April 18, 2004
Bifocals
I'm now old enough to be wearing bifocals and by trying to walk around in them I have discovered that they are the answer to all our health-care problems. This is because people who wear bifocals are likely to fall down stairs. The judgement of distance from step to step is confused at the boundary between the two lenses. You put a foot wrong and then plunge to your death.
Now if younger persons had to wear bifocals it might be a disaster for health funding. The more robust young would often survive their falls becoming merely crippled. This would tend to remove them from the income-generating class and shift them instead into "burden on society".
Since bifocals are most commonly prescribed for people towards the end of their productive careers they are killed off at the ideal time -- after they have paid the maximum of taxes but before they can collect their pensions. Since health costs are also heavily weighted towards the old and feeble considerable further expenditures can be obviated.
But perhaps that is to take too cynical a view of the problem of health-care funding. Really I wasn't planning to discuss the funding issue at all I leave that to the actuarial specialists and merely note their increasing enthusiasm for euthanasia. I didn't even want to discuss bifocals truth to tell. I was instead looking for an acceptable approach to a more controversial topic.
For I've been trying to look at the problems presented to the Americans and their allies in Iraq in a bifocular way -- looking one moment through the lower lens at the news immediately to hand and the next through the upper lens into the middle distance. On the one hand I write these columns day to day; on the other over the last couple of years I've been trying with increasing exasperation to write a book touching on our whole civilizational encounter with Islam.
It seems time to revisit some columns I wrote the summer before last while the expedition to Iraq was still being assembled militarily politically and diplomatically. Some readers may recall my attempt to describe what I thought President Bush was trying to achieve; what his "vision" was in response to events which had been clarified by the terror strikes on New York and Washington.
I wrote then that he was trying to achieve something like the cleaning of the Augean stables in the Greek myth of Hercules. His mind was working in a Lincolnesque way towards a grand strategy. He would attack the root cause of terrorism in effect by diverting the powerful stream of democracy which had recently swept through central and eastern Europe so that it would now wash through the Islamic world.
I did not say whether I thought this strategy would work only that I believed it to be what he was trying.
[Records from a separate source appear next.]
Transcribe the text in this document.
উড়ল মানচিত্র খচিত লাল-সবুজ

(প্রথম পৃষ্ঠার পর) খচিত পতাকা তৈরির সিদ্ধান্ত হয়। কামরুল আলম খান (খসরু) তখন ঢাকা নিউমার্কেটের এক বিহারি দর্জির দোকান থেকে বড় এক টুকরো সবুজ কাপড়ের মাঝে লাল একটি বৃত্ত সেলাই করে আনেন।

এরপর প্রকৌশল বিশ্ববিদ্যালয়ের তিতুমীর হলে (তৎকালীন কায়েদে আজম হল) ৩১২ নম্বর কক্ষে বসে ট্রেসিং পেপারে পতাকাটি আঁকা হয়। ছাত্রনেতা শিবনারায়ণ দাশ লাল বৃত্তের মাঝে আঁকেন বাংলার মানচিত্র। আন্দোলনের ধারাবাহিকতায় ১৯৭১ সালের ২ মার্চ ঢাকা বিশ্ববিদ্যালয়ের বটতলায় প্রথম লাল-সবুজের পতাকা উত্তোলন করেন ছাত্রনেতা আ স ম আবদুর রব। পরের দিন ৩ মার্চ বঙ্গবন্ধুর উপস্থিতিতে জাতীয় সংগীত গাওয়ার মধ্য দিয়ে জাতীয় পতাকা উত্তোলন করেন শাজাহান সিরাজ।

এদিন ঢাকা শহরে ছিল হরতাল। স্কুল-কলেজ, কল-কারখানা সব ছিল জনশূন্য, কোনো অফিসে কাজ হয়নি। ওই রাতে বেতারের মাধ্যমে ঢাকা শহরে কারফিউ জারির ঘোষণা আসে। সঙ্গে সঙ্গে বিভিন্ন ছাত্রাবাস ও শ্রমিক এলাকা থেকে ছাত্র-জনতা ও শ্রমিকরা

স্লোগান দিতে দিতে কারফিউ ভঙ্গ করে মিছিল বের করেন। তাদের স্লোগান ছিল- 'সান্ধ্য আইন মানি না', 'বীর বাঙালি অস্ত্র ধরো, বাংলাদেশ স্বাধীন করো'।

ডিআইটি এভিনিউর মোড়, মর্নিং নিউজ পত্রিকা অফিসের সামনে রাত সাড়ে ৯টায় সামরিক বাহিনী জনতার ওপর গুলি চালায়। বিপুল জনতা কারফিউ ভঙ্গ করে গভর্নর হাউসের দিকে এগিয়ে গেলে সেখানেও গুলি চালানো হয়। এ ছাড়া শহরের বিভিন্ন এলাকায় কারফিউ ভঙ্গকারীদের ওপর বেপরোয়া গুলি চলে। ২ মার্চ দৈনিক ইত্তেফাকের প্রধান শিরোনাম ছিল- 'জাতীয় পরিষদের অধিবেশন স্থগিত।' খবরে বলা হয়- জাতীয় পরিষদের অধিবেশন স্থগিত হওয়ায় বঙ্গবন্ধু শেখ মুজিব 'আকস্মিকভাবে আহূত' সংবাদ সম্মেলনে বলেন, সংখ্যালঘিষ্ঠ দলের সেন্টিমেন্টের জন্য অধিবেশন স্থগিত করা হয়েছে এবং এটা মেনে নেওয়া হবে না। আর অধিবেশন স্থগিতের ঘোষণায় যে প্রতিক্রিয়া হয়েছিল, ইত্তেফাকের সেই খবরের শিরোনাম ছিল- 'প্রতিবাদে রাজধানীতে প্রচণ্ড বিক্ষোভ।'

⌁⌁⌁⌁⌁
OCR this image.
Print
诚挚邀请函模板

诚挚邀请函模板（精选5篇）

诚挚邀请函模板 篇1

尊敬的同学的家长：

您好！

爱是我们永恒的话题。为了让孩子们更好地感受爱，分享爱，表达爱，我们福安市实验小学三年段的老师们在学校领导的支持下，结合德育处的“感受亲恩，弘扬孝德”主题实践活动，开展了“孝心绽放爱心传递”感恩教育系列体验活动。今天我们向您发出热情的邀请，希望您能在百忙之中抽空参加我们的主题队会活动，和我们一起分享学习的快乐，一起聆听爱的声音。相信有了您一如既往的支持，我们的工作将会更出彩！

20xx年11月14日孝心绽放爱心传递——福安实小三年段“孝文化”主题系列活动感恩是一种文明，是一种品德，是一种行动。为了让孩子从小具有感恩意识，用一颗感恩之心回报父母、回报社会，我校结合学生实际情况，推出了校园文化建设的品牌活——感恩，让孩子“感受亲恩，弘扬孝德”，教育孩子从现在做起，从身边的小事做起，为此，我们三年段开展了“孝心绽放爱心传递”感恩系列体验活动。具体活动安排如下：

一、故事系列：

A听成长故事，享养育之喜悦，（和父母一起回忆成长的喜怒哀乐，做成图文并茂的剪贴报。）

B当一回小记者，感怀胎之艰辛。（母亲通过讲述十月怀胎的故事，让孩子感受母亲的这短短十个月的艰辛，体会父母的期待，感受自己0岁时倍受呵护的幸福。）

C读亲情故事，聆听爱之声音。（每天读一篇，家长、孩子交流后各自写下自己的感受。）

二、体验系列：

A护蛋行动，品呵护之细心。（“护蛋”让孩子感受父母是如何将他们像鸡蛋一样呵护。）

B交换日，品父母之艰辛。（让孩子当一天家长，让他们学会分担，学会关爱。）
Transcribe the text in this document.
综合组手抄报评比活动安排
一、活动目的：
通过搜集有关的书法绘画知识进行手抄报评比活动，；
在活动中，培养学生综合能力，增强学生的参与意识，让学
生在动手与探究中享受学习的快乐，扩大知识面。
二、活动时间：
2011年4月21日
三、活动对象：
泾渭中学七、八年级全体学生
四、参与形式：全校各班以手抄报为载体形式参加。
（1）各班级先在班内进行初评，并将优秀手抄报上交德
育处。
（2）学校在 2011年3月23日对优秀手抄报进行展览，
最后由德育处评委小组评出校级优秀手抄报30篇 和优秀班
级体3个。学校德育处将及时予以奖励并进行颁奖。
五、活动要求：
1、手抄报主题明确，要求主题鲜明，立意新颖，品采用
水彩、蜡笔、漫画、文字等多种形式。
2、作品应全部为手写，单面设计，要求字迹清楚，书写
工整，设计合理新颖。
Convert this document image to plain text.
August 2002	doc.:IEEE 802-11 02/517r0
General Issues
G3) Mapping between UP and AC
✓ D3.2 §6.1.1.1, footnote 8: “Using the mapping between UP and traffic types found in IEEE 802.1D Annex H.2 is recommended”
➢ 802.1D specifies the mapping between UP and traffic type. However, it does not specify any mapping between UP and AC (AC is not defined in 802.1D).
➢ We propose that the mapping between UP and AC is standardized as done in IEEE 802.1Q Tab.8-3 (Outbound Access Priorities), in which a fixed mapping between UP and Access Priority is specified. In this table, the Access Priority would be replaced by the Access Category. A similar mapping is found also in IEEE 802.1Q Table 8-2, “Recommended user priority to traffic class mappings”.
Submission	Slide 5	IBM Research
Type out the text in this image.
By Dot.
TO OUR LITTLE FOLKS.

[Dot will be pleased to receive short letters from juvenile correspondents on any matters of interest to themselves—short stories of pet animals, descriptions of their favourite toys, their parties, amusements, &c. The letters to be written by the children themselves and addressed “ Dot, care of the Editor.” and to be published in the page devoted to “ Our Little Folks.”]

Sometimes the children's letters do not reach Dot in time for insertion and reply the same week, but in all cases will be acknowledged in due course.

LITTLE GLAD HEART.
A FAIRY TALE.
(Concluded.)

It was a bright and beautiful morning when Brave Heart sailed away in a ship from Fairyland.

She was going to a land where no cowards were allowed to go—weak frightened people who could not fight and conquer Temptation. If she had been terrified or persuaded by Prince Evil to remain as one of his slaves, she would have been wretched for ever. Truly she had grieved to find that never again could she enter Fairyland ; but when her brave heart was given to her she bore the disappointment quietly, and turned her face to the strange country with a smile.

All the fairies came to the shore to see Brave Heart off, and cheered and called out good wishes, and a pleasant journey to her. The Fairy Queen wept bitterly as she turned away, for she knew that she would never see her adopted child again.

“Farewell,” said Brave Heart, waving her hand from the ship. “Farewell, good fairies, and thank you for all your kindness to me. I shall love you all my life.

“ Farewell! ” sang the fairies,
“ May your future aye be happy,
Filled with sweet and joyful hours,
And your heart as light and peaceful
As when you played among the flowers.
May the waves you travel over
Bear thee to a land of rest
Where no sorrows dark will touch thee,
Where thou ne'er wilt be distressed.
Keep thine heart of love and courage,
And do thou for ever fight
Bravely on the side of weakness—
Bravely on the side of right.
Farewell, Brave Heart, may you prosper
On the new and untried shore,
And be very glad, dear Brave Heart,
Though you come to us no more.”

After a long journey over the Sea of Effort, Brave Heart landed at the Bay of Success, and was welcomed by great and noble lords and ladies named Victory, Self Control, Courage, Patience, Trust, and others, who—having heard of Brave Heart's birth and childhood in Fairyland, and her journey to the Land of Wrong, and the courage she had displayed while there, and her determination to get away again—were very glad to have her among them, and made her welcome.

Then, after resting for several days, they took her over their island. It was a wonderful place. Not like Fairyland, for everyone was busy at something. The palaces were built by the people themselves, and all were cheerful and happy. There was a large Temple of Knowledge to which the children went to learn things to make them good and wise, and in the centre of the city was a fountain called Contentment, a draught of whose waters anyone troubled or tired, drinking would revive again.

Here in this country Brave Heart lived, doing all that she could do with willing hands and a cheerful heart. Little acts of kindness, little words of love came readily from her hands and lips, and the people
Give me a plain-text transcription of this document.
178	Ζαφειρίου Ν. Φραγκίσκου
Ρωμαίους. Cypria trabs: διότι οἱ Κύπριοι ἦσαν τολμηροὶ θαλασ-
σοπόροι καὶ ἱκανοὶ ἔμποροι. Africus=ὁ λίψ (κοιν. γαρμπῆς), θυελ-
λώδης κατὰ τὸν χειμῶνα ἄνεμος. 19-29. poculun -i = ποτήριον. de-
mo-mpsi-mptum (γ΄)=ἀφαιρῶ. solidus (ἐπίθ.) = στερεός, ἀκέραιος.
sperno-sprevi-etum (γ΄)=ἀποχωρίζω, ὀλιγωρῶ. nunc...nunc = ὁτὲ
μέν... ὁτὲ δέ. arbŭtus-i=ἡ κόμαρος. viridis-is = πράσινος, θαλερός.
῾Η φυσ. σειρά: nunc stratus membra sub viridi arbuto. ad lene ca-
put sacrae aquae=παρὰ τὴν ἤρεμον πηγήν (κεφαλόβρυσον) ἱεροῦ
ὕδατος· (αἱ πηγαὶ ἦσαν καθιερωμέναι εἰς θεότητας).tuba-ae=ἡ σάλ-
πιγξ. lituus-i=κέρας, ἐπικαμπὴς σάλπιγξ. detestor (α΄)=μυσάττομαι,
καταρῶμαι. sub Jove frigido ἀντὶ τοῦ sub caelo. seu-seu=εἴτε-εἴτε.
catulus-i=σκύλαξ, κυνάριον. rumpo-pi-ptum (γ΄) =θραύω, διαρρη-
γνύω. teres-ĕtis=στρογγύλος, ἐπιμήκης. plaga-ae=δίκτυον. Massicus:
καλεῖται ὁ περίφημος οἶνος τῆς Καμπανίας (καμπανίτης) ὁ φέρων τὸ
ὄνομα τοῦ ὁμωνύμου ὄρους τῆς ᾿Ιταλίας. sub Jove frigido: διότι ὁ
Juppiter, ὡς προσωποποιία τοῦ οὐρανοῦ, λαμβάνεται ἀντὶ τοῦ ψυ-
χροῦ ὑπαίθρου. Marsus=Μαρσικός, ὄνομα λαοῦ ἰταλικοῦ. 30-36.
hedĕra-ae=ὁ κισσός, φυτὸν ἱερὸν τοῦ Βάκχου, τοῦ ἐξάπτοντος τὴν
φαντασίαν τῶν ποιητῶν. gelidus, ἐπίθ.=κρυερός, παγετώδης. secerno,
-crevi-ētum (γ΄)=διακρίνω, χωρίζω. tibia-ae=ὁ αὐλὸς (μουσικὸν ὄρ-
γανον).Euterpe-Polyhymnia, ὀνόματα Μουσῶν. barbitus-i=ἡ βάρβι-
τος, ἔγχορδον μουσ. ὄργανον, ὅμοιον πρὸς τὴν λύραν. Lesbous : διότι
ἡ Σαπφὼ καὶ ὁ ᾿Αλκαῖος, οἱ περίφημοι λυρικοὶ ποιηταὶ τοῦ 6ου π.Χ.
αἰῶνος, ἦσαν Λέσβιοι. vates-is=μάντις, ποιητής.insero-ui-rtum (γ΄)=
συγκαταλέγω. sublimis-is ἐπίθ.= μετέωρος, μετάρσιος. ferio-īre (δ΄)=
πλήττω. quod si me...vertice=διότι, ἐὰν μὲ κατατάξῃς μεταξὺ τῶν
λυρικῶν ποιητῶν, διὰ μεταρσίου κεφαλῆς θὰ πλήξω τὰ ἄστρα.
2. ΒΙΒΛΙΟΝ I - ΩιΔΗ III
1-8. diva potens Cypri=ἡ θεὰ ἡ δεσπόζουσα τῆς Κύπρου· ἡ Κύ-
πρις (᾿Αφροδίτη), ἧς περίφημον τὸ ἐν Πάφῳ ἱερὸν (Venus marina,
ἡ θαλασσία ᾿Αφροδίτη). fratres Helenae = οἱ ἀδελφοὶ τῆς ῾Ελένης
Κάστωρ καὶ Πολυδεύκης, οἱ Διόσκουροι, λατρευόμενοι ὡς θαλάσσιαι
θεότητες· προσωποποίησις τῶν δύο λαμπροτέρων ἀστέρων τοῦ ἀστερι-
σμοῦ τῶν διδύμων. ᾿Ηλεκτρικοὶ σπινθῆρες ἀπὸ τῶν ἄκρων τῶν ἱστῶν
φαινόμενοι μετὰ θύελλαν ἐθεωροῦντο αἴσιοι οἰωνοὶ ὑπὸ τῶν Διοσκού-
I cannot of course read anyone's mind yet still think Mr. Bush is dug into such a grand strategy. He sincerely believes that democracy in the Middle East is possible; and that American efforts there can tap deep universal human desires for liberty and justice that will like great waters finally succeed in cleaning out centuries of backwardness and tyranny.
After a couple of years of additional thought I now have an opinion on this strategy. The problem with it is that it requires the water to flow uphill.
"Democracy" and Islam are utterly incompatible. I have become convinced in wrestling and wrestling with Islamic history and teachings that while extremely inconvenient this is a bald fact.
Mr. Bush thinks he is pushing universal human values when in fact such ideas as separation of church and state constitutional government freedom of association nay human liberty itself are Western and more specifically Christian ideas. From beginning to end Islam has offered a radically different view of the relationship between man and God and between man and man. Human liberty as we understand it and the civic virtues we have come to associate with "democracy" are truly anathema to it.
The mullahs know this. The imams know it. They ought to know they're on the front line of Islam's clash with a very Western modernity. Osama bin Laden understands it perfectly. The ayatollahs all know it too. And Mr. Bush who gets too much of his information about Islam from writers like Karen Armstrong doesn't know it.
And so under the politically-correct impression that he is not fighting a "crusade" against Islam he finds himself indeed fighting one.